Reference — the nine characteristics of a well-formed requirement

Audit each requirement (29148:2018):

  1. Necessary — removing it would leave a gap; it earns its place.
  2. Appropriate — states what, not how; doesn't over-constrain the design.
  3. Unambiguous — exactly one interpretation.
  4. Complete — needs no further information to be acted on; no dangling TBDs.
  5. Singular — one capability per requirement (watch for "and"/"and/or").
  6. Feasible — achievable within technology, cost, and schedule.
  7. Verifiable — can be confirmed by test, demonstration, inspection, or analysis; it is measurable.
  8. Correct — accurately represents the real need.
  9. Conforming — follows the agreed template/style (here, EARS + IDs).

And the set as a whole should be: complete (covers the scope), consistent (no contradictions), comprehensive, bounded, and free of TBD/TBS/TBR.

Banned vague words (they make a requirement unverifiable): easy, fast, rapid, user-friendly, flexible, robust, efficient, support, etc., and/or, as appropriate, minimize, maximize. Replace each with a measurable condition — "loads in under 2 seconds on a 3G connection," not "is fast."

Reference — SRS document template (tailor; prune what doesn't apply)

# Software Requirements Specification — <Product / System Name>
<version · date · author · status>

## 1. Introduction
### 1.1 Purpose
### 1.2 Scope (in scope / out of scope)
### 1.3 Intended audience and document use
### 1.4 References
### 1.5 Definitions, acronyms, and abbreviations
### 1.6 Document overview (note any tailored-out sections and why)

## 2. Overall Description
### 2.1 Product perspective (context diagram if useful)
### 2.2 Product functions (high-level summary)
### 2.3 User characteristics (roles/actors)
### 2.4 Constraints, assumptions, and dependencies   <!-- CON-/ASM- IDs -->
### 2.5 Operating environment

## 3. Functional Requirements            <!-- usually the largest; FR- IDs, EARS -->
### 3.x <Feature / capability group>
   - FR-NNN  <EARS statement>   (priority; verification method)
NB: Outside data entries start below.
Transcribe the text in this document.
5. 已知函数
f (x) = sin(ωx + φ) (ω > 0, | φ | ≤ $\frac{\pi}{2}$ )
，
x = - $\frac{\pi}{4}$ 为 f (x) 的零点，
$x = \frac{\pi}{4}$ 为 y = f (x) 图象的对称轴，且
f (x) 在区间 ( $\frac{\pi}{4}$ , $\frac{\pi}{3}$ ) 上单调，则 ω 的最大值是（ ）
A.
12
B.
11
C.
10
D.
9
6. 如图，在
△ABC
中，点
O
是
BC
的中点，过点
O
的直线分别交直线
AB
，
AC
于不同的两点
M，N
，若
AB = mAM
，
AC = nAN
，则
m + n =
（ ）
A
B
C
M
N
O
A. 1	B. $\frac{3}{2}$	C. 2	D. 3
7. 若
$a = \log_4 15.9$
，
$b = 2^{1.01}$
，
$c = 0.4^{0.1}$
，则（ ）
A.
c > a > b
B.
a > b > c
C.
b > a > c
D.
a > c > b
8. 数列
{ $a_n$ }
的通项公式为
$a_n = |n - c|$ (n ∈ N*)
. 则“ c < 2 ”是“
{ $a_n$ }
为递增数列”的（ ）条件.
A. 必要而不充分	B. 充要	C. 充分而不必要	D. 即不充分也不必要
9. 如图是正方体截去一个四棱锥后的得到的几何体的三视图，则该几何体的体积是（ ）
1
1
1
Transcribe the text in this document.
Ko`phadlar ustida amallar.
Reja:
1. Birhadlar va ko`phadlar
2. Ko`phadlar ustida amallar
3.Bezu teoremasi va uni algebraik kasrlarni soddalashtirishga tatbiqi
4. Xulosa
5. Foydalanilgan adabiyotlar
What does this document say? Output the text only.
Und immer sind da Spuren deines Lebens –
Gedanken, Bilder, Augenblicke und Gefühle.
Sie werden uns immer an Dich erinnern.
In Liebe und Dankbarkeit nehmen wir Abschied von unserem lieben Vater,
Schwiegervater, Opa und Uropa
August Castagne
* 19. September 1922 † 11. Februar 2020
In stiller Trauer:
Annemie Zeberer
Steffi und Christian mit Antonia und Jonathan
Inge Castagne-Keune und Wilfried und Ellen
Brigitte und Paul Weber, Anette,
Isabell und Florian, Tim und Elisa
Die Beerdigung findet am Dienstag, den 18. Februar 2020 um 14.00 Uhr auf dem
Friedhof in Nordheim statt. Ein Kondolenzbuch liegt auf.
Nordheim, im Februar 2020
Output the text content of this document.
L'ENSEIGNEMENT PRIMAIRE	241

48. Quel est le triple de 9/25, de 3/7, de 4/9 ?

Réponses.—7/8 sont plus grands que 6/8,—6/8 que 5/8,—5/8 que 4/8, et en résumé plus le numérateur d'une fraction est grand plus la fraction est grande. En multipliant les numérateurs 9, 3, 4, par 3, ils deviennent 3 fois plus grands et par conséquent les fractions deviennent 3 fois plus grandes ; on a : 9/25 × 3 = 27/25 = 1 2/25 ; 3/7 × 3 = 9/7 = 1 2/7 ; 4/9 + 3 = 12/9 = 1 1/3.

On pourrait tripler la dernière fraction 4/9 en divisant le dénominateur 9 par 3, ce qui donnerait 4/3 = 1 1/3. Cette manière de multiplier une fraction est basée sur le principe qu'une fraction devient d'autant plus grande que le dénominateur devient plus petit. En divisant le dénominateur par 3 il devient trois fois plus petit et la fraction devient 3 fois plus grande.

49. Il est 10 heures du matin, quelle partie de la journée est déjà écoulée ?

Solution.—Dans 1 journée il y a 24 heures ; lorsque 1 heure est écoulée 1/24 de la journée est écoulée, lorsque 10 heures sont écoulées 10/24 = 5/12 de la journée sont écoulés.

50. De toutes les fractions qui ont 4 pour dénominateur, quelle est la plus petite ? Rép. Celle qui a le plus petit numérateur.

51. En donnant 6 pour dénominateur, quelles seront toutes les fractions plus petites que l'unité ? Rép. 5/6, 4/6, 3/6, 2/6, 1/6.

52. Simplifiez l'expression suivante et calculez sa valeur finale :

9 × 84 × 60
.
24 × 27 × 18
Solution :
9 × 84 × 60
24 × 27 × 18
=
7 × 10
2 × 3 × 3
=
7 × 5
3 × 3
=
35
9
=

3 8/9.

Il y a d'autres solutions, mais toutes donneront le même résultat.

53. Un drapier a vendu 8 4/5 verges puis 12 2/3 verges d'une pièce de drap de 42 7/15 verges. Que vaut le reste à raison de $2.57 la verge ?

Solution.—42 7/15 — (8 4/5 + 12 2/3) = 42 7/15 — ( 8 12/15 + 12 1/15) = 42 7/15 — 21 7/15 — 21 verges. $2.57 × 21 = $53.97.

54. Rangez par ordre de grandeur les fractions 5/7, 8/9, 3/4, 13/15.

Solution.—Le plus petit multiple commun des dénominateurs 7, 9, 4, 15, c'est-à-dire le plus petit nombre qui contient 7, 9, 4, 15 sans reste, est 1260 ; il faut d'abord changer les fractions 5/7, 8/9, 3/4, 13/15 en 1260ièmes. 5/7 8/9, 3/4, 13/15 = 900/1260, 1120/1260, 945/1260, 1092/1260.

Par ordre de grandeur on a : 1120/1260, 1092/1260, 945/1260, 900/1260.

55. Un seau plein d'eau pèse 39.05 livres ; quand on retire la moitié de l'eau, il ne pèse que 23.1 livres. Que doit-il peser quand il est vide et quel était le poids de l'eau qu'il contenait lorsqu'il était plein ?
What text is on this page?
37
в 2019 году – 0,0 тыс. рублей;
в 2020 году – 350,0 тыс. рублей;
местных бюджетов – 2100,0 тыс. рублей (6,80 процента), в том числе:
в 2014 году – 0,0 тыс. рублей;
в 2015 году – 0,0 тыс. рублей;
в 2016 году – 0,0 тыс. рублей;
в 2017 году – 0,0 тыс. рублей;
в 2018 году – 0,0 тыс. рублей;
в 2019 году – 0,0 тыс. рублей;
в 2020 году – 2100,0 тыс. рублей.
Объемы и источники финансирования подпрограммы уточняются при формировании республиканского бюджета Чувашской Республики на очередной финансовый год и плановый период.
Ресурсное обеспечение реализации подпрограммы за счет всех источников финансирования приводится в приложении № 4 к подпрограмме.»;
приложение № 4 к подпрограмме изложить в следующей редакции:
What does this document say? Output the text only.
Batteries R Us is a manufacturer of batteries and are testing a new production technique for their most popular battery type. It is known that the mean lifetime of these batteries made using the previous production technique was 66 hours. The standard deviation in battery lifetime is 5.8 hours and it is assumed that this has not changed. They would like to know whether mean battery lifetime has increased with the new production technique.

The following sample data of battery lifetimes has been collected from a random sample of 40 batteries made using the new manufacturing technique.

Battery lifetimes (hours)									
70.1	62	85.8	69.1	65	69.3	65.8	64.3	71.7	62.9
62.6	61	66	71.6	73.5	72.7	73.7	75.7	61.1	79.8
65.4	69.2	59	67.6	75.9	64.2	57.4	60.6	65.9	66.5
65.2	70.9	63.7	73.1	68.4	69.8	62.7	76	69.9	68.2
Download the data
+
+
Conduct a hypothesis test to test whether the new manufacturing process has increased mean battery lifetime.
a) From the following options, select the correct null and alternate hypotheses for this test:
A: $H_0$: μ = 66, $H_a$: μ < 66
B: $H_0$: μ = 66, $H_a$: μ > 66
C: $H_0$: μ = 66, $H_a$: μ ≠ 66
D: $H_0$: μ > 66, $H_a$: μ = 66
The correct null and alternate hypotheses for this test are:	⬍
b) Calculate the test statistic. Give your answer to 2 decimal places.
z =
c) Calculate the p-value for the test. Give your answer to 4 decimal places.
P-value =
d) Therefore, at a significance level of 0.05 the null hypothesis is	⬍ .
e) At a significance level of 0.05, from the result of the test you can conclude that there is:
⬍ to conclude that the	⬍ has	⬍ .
## 4. Non-Functional / Quality Requirements   <!-- NFR- IDs, each measurable -->
### 4.1 Performance
### 4.2 Security and safety
### 4.3 Reliability and availability
### 4.4 Usability and accessibility
### 4.5 Maintainability and supportability
### 4.6 Portability and compatibility
### 4.7 Other quality attributes

## 5. External Interface Requirements    <!-- IFR- IDs -->
### 5.1 User interfaces
### 5.2 Hardware interfaces
### 5.3 Software interfaces (APIs, protocols, data formats)
### 5.4 Communications interfaces

## 6. Other Requirements (optional)
### 6.1 Legal / regulatory / compliance
### 6.2 Packaging, installation, deployment
### 6.3 Internationalization and localization
### 6.4 Data requirements (model, retention, residency)

## 7. Verification
### 7.1 Verification method per requirement (test / demo / inspection / analysis)
### 7.2 Acceptance criteria

## 8. Appendices
### 8.A Glossary
### 8.B Use cases / scenarios
### 8.C Traceability matrix
### 8.D Supporting diagrams

Reference — traceability matrix

A table that lets each requirement be traced from its source to its verification. At minimum:

Req ID Requirement (short) Source (need / stakeholder / elicitation) Priority Verification method Status
FR-001 Must Test Draft

Priorities use a clear scheme (e.g. MoSCoW: Must / Should / Could / Won't).


Anti-patterns to avoid

  • Interviewing the user about facts that are in the code or the brief. Explore first, always. (Rule 1.)
  • Emitting the SRS before approval. A spec written before shared understanding just locks in the misunderstanding. (Rule 2.)
  • Vague, unverifiable requirements. "The system should be fast/secure/easy." If you can't test it, it isn't a requirement yet.
  • Compound requirements. One sentence smuggling two behaviors via "and." Split them so each has its own ID and verification.
  • Empty section scaffolding. Don't ship headings with "N/A" under them; prune and note the omission in the overview.
  • Silent TBDs. Unknowns become explicit assumptions or open questions, never invisible gaps.
  • Inventing numbers. If the user said "fast" and you don't have a target, ask or flag it — don't fabricate "200 ms."
  • Hiding a fork. Choosing between two valid scopes/designs without telling the user makes a decision that was theirs.